I sighed again and slipped my fingers between his, wincing slightly as heat radiated even from them. He mumbled softly in his sleep and his eyes roamed beneath their lids. I squeezed his hand a bit tighter, gently hushing him. Then, to my immense relief his eyes cracked open and he stared up me.

"Keep frowning like that…and your face will get stuck…in that shape", the Marchwarden murmured, cracking an all too familiar grin.

"Indeed? At least then I will be assured not to look like you", I sniffed, yet inside my heart was nearly singing with joy to hear his voice and see his smile.

He chuckled softly, though it quickly turned into a gasp of pain.

"Glor!
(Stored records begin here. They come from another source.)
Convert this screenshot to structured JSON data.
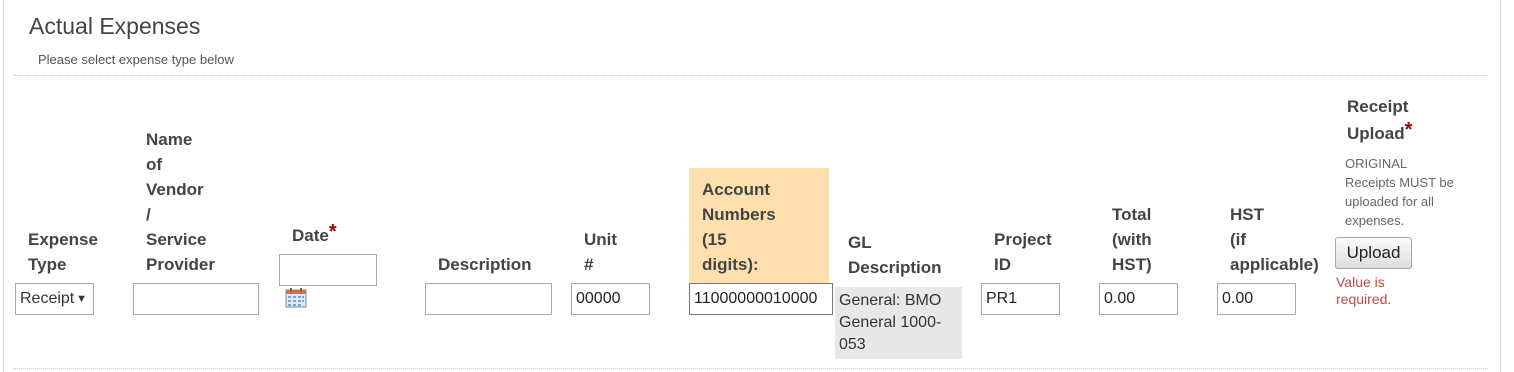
{
  "section": {
    "title": "Actual Expenses",
    "subtitle": "Please select expense type below"
  },
  "columns": {
    "expense_type": [
      "Expense",
      "Type"
    ],
    "vendor": [
      "Name",
      "of",
      "Vendor",
      "/",
      "Service",
      "Provider"
    ],
    "date": "Date",
    "description": "Description",
    "unit": [
      "Unit",
      "#"
    ],
    "account": [
      "Account",
      "Numbers",
      "(15",
      "digits):"
    ],
    "gl": [
      "GL",
      "Description"
    ],
    "project": [
      "Project",
      "ID"
    ],
    "total": [
      "Total",
      "(with",
      "HST)"
    ],
    "hst": [
      "HST",
      "(if",
      "applicable)"
    ],
    "receipt": [
      "Receipt",
      "Upload"
    ],
    "required_mark": "*"
  },
  "row": {
    "expense_type_value": "Receipt",
    "vendor_value": "",
    "date_value": "",
    "description_value": "",
    "unit_value": "00000",
    "account_value": "11000000010000",
    "gl_description": "General: BMO General 1000-053",
    "project_value": "PR1",
    "total_value": "0.00",
    "hst_value": "0.00"
  },
  "receipt": {
    "note": "ORIGINAL Receipts MUST be uploaded for all expenses.",
    "upload_label": "Upload",
    "error": "Value is required."
  },
  "icons": {
    "date_picker": "calendar-icon",
    "dropdown": "chevron-down-icon"
  },
  "colors": {
    "account_highlight": "#fde0ae",
    "required": "#990000",
    "error": "#b94a48",
    "gl_background": "#e8e8e8"
  }
}
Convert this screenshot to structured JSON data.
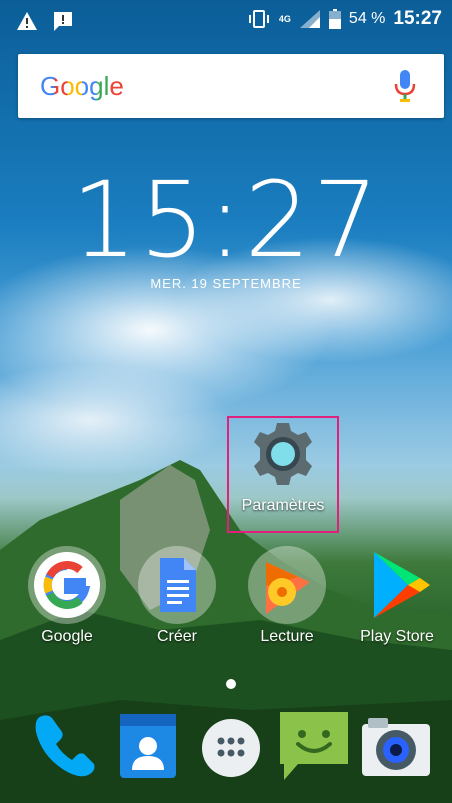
{
  "status_bar": {
    "network_label": "4G",
    "battery_percent": "54 %",
    "time": "15:27"
  },
  "search": {
    "logo": "Google"
  },
  "clock": {
    "time": "15:27",
    "date": "MER. 19 SEPTEMBRE"
  },
  "apps": {
    "settings": "Paramètres",
    "google": "Google",
    "creer": "Créer",
    "lecture": "Lecture",
    "play_store": "Play Store"
  },
  "colors": {
    "highlight": "#e0207c",
    "google_blue": "#4285F4",
    "google_red": "#EA4335",
    "google_yellow": "#FBBC05",
    "google_green": "#34A853"
  },
  "icons": [
    "warning-icon",
    "message-icon",
    "vibrate-icon",
    "signal-icon",
    "battery-icon",
    "mic-icon",
    "settings-gear-icon",
    "google-g-icon",
    "docs-icon",
    "play-music-icon",
    "play-store-icon",
    "phone-icon",
    "contacts-icon",
    "app-drawer-icon",
    "messaging-icon",
    "camera-icon"
  ]
}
Are you in pain", I asked.

He nodded and I stood, telling him I would go fetch Lord Elrond. A hand gripping my sleeve stopped me and I turned back to the golden-warrior.

"Don'…go…'Restor", he murmured. "He'll come back…soon anyway."

I smiled and sat back down, this time on the side of the bed, and took his hand again. True to his prediction, Lord Elrond soon came back with a pain-killing and sleeping draught. How he knows exactly what to have before he's even seen the patient is beyond me. There is a reason he's the best healer in Arda I suppose. Soon, the warrior was asleep again, but his breaths came easier now and the lines of pain that had marred his face had eased. I didn't move though. I didn't move through the whole night. Was it harder to be open and personal to someone rather than stay in my own little world? Did this particular someone annoy me to the ends of Middle-Earth and back again on a good day?

Yes.

And I would not have it any other way.